Anyone already suceeded setting up CUDA for a Tesla K80 on GCP?
I initially used the default driver but didn’t recognize it, then downgraded to 470.x legacy as said on the Nvidia site [1].
After downgrading the driver, pretty easy task though, it started showing up in nvidia-smi but when I tried running blender no GPU was found.
I know that the nixpkgs build of blender doesn’t support CUDA out of the box and I am already using blender-bin from edolstra’s nix-warez.
CUDA samples (deviceQuery and deviceQueryDrv) also recognize the GPU but not CUDA, the system I am using to detect the GPU in Blender was already tested in Google Colab and another machine with Ubuntu and works fine.
Later I tried downgrading cudatoolkit and discovered that some stuff misses libs from cudatoolkit.lib.
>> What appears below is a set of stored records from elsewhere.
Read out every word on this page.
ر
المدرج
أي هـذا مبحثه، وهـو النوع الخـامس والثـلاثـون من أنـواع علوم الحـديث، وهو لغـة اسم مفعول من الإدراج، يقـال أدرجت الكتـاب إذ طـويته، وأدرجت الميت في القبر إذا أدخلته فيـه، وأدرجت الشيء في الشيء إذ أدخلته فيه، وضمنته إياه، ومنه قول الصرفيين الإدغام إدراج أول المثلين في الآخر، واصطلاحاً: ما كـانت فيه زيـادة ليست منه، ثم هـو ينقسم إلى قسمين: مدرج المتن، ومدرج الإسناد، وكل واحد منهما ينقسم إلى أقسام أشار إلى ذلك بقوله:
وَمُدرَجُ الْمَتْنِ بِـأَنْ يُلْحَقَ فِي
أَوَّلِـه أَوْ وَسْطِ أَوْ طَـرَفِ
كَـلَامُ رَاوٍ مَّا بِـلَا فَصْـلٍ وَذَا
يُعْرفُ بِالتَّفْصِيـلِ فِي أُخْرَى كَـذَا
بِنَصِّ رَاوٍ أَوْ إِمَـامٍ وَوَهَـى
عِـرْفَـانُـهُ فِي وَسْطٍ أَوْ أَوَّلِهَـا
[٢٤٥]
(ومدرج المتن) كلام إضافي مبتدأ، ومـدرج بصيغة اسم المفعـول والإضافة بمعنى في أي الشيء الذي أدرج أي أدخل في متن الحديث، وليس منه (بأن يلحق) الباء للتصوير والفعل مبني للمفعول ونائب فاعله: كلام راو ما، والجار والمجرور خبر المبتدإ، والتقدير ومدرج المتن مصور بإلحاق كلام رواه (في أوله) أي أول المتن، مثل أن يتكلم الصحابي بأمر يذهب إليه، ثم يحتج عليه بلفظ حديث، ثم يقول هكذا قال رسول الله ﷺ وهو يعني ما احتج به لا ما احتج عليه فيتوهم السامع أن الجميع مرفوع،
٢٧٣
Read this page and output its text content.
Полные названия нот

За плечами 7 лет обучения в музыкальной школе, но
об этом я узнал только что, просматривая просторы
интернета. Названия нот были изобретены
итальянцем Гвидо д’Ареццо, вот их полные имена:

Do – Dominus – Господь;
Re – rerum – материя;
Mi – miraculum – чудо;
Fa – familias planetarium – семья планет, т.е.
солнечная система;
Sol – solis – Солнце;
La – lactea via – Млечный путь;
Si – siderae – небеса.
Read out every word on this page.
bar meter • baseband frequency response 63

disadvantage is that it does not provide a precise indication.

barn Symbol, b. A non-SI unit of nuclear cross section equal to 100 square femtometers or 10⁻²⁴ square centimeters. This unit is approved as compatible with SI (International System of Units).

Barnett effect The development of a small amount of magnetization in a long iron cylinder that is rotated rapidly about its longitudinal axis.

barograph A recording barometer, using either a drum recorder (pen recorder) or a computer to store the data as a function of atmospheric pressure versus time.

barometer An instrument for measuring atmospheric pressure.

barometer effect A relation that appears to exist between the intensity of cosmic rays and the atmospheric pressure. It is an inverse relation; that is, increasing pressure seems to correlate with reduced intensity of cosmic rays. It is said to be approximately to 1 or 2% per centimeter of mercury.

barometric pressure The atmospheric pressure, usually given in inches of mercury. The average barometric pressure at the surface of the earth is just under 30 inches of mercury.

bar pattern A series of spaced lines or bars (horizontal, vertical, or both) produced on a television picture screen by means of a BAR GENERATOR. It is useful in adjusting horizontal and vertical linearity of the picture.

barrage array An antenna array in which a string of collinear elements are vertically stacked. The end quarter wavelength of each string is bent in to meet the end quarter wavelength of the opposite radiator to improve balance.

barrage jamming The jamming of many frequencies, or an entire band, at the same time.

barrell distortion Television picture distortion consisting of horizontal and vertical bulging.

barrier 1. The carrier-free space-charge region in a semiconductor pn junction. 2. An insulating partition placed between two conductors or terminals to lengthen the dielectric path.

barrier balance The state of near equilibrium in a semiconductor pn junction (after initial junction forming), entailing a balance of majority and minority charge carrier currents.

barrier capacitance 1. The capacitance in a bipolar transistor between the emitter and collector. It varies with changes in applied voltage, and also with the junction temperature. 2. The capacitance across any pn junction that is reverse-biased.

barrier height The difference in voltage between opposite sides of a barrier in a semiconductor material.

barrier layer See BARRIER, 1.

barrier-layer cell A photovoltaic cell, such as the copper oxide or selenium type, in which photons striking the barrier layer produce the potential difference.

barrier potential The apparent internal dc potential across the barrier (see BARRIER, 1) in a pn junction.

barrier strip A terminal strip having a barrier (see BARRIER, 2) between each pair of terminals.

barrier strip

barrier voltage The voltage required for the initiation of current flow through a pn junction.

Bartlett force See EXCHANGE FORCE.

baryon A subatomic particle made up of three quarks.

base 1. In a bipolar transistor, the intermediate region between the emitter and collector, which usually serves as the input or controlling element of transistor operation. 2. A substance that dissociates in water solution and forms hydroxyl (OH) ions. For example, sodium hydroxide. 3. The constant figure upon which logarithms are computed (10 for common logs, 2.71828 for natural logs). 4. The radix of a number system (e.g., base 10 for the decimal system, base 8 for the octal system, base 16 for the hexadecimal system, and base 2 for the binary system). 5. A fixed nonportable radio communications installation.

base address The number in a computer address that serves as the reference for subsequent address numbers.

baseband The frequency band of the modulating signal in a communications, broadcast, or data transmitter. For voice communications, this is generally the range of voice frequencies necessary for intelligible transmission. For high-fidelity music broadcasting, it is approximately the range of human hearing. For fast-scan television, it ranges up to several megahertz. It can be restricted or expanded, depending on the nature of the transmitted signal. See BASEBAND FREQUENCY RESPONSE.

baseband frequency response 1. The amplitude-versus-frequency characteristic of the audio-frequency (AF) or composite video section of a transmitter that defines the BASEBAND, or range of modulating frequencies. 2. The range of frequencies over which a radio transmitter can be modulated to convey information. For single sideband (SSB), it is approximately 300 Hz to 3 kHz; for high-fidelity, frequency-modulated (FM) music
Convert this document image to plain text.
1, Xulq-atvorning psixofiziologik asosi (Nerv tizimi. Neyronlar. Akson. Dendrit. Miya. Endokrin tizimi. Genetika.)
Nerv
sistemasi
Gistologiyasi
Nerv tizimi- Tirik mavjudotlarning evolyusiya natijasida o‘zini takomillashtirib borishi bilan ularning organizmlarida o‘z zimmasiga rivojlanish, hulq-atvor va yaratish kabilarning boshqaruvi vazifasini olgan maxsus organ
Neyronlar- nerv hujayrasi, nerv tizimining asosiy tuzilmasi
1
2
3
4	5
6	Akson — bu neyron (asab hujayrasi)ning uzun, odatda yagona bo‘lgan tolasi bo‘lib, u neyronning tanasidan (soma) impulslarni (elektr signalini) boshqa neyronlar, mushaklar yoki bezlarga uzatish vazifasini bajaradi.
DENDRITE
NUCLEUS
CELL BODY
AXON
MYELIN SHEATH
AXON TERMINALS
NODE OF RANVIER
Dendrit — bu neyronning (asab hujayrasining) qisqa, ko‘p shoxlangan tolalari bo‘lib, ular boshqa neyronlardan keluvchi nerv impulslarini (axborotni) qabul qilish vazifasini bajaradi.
I’ve tried already cudatoolkit, nvidiaPackages_11_4.cudatoolkit and nvidiaPackages_10.cudatoolkit.
That’s my VPS config [2] and these are my terraform dotfiles [3].
Extra context:
cuda-samples using latest cudatoolkit
[nix-shell:~/WORKSPACE/cuda-samples/Samples/1_Utilities/deviceQuery]$ ./deviceQuery
./deviceQuery Starting...
CUDA Device Query (Runtime API) version (CUDART static linking)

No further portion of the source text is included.